Dividend tax: the exceptional contribution on companies adopted
The Finance Committee of the National Assembly adopted on Friday the draft surtax on corporation tax (IS) which will be used to finance part of the reimbursement and costs of litigation, for a total amount of ten billion. euros, linked to the invalidation of the dividend tax.
With an expected return of 5.4 billion euros, this “exceptional contribution” will have to be paid in the form of a corporate tax on account by large companies before the end of the year to allow the government to meet its commitment to ” a public deficit below 3% of GDP as of December 31.
>> To reread: How this lawyer made the State lose 10 billion euros with the dividend tax
To meet these deadlines, the executive has chosen to go through an amending finance bill (PLFR) limited to this single measure and independent of the traditional end-of-year budget collective, which will be presented to it in mid-November. It provides that the profit tax rate will drop from 33.3% to 38.3% for companies with turnover exceeding one billion euros, and to 43.3% for those with invoices exceeding three billion.

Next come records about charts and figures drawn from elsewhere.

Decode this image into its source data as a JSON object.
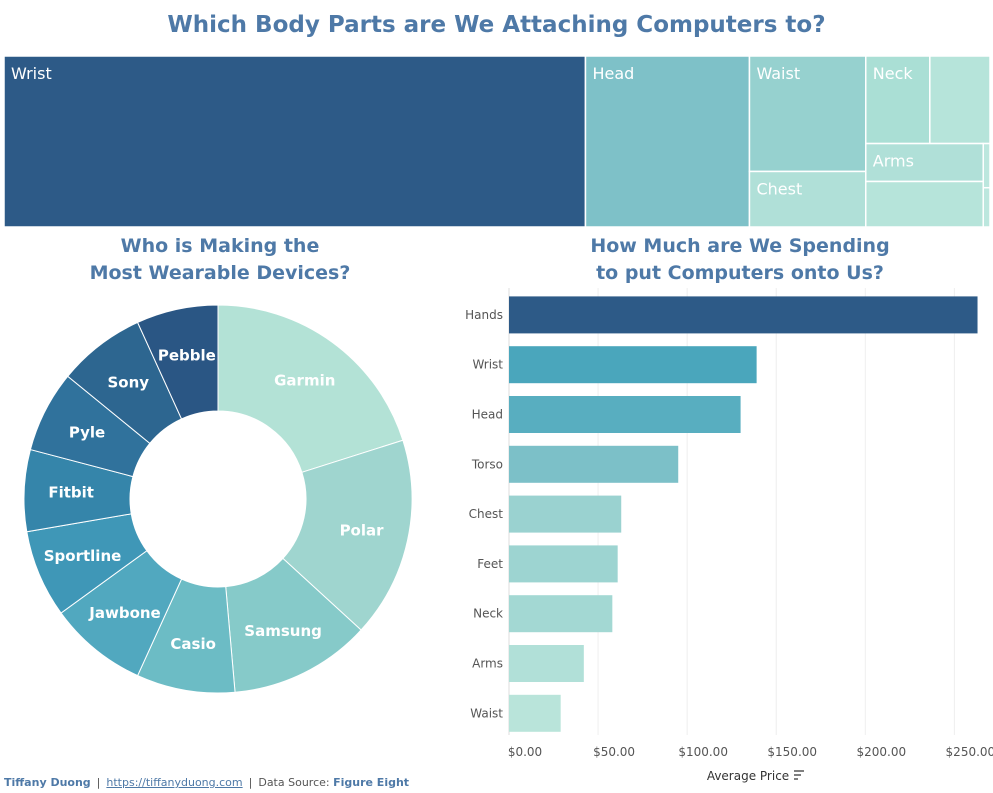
{
  "titles": {
    "main": "Which Body Parts are We Attaching Computers to?",
    "donut_line1": "Who is Making the",
    "donut_line2": "Most Wearable Devices?",
    "bar_line1": "How Much are We Spending",
    "bar_line2": "to put Computers onto Us?"
  },
  "chart_data": [
    {
      "type": "treemap",
      "title": "Which Body Parts are We Attaching Computers to?",
      "items": [
        {
          "label": "Wrist",
          "value": 58.5,
          "color": "#2d5a87"
        },
        {
          "label": "Head",
          "value": 16.5,
          "color": "#7ec1c8"
        },
        {
          "label": "Waist",
          "value": 7.9,
          "color": "#96d1cf"
        },
        {
          "label": "Chest",
          "value": 3.8,
          "color": "#b0e0d8"
        },
        {
          "label": "Neck",
          "value": 3.3,
          "color": "#aadfd5"
        },
        {
          "label": "",
          "value": 3.1,
          "color": "#b6e4da"
        },
        {
          "label": "Arms",
          "value": 2.0,
          "color": "#b0e0d8"
        },
        {
          "label": "",
          "value": 2.4,
          "color": "#b6e4da"
        },
        {
          "label": "",
          "value": 0.9,
          "color": "#bce7de"
        },
        {
          "label": "",
          "value": 0.8,
          "color": "#bce7de"
        }
      ]
    },
    {
      "type": "pie",
      "donut": true,
      "title": "Who is Making the Most Wearable Devices?",
      "slices": [
        {
          "label": "Garmin",
          "value": 20.1,
          "color": "#b3e2d6"
        },
        {
          "label": "Polar",
          "value": 16.7,
          "color": "#9fd5cf"
        },
        {
          "label": "Samsung",
          "value": 11.8,
          "color": "#86cac9"
        },
        {
          "label": "Casio",
          "value": 8.2,
          "color": "#6cbcc5"
        },
        {
          "label": "Jawbone",
          "value": 8.2,
          "color": "#51a8bf"
        },
        {
          "label": "Sportline",
          "value": 7.3,
          "color": "#3f97b7"
        },
        {
          "label": "Fitbit",
          "value": 6.8,
          "color": "#3585aa"
        },
        {
          "label": "Pyle",
          "value": 6.8,
          "color": "#30729c"
        },
        {
          "label": "Sony",
          "value": 7.3,
          "color": "#2d6690"
        },
        {
          "label": "Pebble",
          "value": 6.8,
          "color": "#2a5684"
        }
      ]
    },
    {
      "type": "bar",
      "orientation": "horizontal",
      "title": "How Much are We Spending to put Computers onto Us?",
      "xlabel": "Average Price",
      "xlim": [
        0,
        270
      ],
      "grid": true,
      "ticks": [
        "$0.00",
        "$50.00",
        "$100.00",
        "$150.00",
        "$200.00",
        "$250.00"
      ],
      "tick_values": [
        0,
        50,
        100,
        150,
        200,
        250
      ],
      "categories": [
        "Hands",
        "Wrist",
        "Head",
        "Torso",
        "Chest",
        "Feet",
        "Neck",
        "Arms",
        "Waist"
      ],
      "values": [
        263,
        139,
        130,
        95,
        63,
        61,
        58,
        42,
        29
      ],
      "colors": [
        "#2d5a87",
        "#4aa6bc",
        "#58aec0",
        "#7cc0c8",
        "#9ad2d0",
        "#9dd4d1",
        "#a3d8d3",
        "#b1e0d8",
        "#b9e4da"
      ]
    }
  ],
  "footer": {
    "author": "Tiffany Duong",
    "url": "https://tiffanyduong.com",
    "source_label": "Data Source:",
    "source": "Figure Eight",
    "divider": "|"
  }
}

A total of 320 companies are concerned, including 110 for the rate of 43.3%. The Minister of the Economy and Finance, Bruno Le Maire, acknowledged Thursday before the Finance Committee of the Assembly that a majority of these companies, 223, would be losers in this device, which is highly criticized by the employers, their contribution being greater than the reimbursements due to them. The government, which has decided to settle the file of the tax on dividends over two years, to the tune of five billion euros in 2017 and the same in 2018 – stressed that this surcharge would allow it to confirm its deficit forecast public at 2.9% this year.
But he raised by 0.2 point that of the 2018 deficit, to 2.8%, because the State will this time be four billion euros out of his pocket. This amending finance bill will be examined in session Monday at the National Assembly.